Он тоже обнял и поцеловал девушку.
— Ты даже не представляешь, какие огромные у нас здесь окна. С видом на … А что ты вообще хотела бы увидеть, отдергивая штору? Лувр, статую Свободы, Букингемский дворец, лунные кратеры, египетские пирамиды, Ниагарский водопад или одинокую пальму на маленьком острове в тропиках? Ты только скажи — что угодно для тебя сделаю…
Глава 9.
— Понимаешь, у этой вашей демократии есть один существенный недостаток. На самом деле она дает власть не достойным, а богатым, которые ее узурпируют и используют для своего дальнейшего личного обогащения.
— Дъумаешь, Сашья? — Сара осваивала русский язык быстро, буквально на лету. Она вставляла отдельные запомнившиеся ей слова в свою английскую речь и, как правило, к месту.
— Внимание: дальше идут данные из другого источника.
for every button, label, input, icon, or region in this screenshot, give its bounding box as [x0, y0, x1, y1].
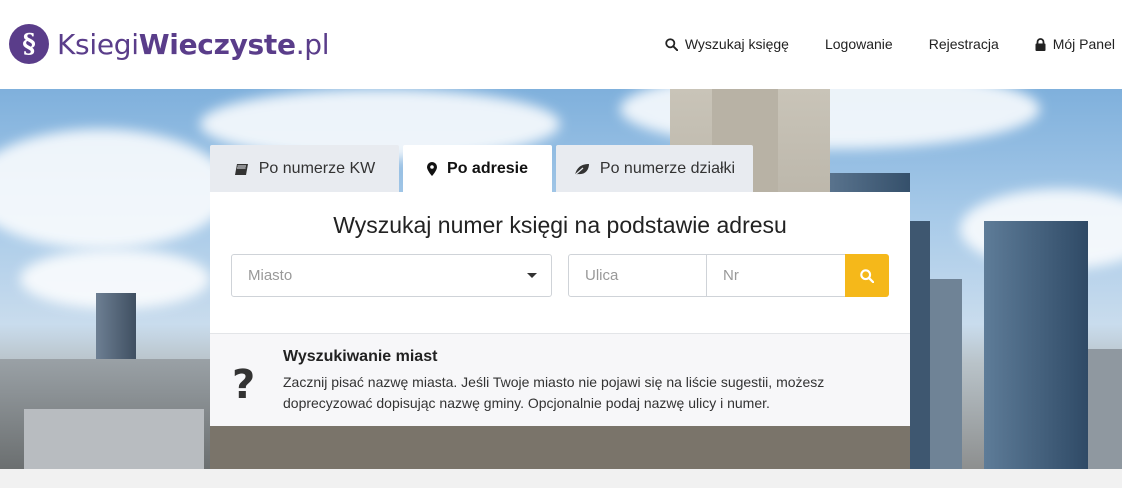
logo-part-2: Wieczyste: [138, 27, 296, 61]
site-header: § KsiegiWieczyste.pl Wyszukaj księgę Log…: [0, 0, 1122, 89]
tab-by-address-label: Po adresie: [447, 160, 528, 177]
street-placeholder: Ulica: [585, 267, 619, 284]
help-title: Wyszukiwanie miast: [283, 348, 438, 365]
page-bottom-strip: [0, 469, 1122, 488]
caret-down-icon: [527, 273, 537, 278]
nav-my-panel-label: Mój Panel: [1052, 36, 1115, 52]
tab-by-address[interactable]: Po adresie: [403, 145, 552, 193]
search-mode-tabs: Po numerze KW Po adresie Po numerze dzia…: [210, 145, 753, 193]
lock-icon: [1035, 37, 1046, 51]
tab-by-plot-number-label: Po numerze działki: [599, 160, 736, 177]
top-nav: Wyszukaj księgę Logowanie Rejestracja Mó…: [665, 36, 1115, 52]
nav-login[interactable]: Logowanie: [825, 36, 893, 52]
tab-by-plot-number[interactable]: Po numerze działki: [556, 145, 753, 193]
nav-my-panel[interactable]: Mój Panel: [1035, 36, 1115, 52]
nav-login-label: Logowanie: [824, 36, 893, 52]
city-placeholder: Miasto: [248, 267, 293, 284]
search-button[interactable]: [845, 254, 889, 297]
site-logo[interactable]: § KsiegiWieczyste.pl: [9, 24, 330, 64]
search-icon: [860, 268, 874, 283]
logo-part-1: Ksiegi: [57, 27, 139, 61]
help-text: Zacznij pisać nazwę miasta. Jeśli Twoje …: [283, 372, 883, 414]
city-search-help: ? Wyszukiwanie miast Zacznij pisać nazwę…: [210, 333, 910, 426]
book-icon: [234, 163, 248, 175]
nav-register[interactable]: Rejestracja: [929, 36, 999, 52]
nav-register-label: Rejestracja: [928, 36, 999, 52]
nav-search-book[interactable]: Wyszukaj księgę: [665, 36, 789, 52]
search-icon: [665, 37, 678, 51]
help-text-line-2: doprecyzować dopisując nazwę gminy. Opcj…: [283, 395, 770, 411]
nav-search-label: Wyszukaj księgę: [684, 36, 789, 52]
paragraph-logo-icon: §: [9, 24, 49, 64]
logo-wordmark: KsiegiWieczyste.pl: [57, 27, 330, 61]
leaf-icon: [574, 163, 589, 175]
house-number-input[interactable]: Nr: [706, 254, 846, 297]
help-text-line-1: Zacznij pisać nazwę miasta. Jeśli Twoje …: [283, 374, 825, 390]
logo-part-3: .pl: [295, 27, 330, 61]
tab-by-kw-number-label: Po numerze KW: [258, 160, 376, 177]
city-select[interactable]: Miasto: [231, 254, 552, 297]
question-mark-icon: ?: [232, 362, 256, 408]
tab-by-kw-number[interactable]: Po numerze KW: [210, 145, 399, 193]
panel-title: Wyszukaj numer księgi na podstawie adres…: [333, 212, 787, 238]
address-search-panel: Wyszukaj numer księgi na podstawie adres…: [210, 192, 910, 333]
street-input[interactable]: Ulica: [568, 254, 707, 297]
map-marker-icon: [427, 162, 438, 176]
house-number-placeholder: Nr: [723, 267, 739, 284]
— Знаю, — уверенно ответил Сахно, — разве выложенных Григорием в интернете материалов, — он указал на парня, что-то увлеченно шепчущего Вере, отчего у той все шире расплывалась на лице улыбка, — вытащенных из архивов Госдепа, недостаточно для подтверждения этого? Десятки тысяч, если не сотни и миллионы, умирающих от голода американцев в двадцатые и тридцатые годы прошлого века, в то время, когда сжигалось зерно, и апельсины заливались керосином, не есть доказанный факт? А уж внешняя политика США именно с этой точки зрения вообще не выдерживает никакой критики. Взять, хотя бы, согласие Рузвельта на вступление в войну с фашистской Германией только после обещания Черчилля допустить Америку на рынки Британской империи. А война и оккупация Ирака? Теперь уже у самых упертых последователей Буша нет сомнений, что все это было только из-за богатейших запасов нефти, а не гипотетического оружия массового поражения Саддама Хусейна. Суть всей этой политики после Второй Мировой войны можно выразить очень просто — или травитесь ничем не обеспеченными зелеными бумажками с портретами американских президентов, или мы плывем к вам на авианосцах.
— Вот, Сашья, вы хаете капитализм и рыночную экономику. Вместе с демократией. Кое в чем я вынуждена согласиться с тобой. К власти там действительно приходят именно нехорошие люди. Но что ты можешь предложить взамен?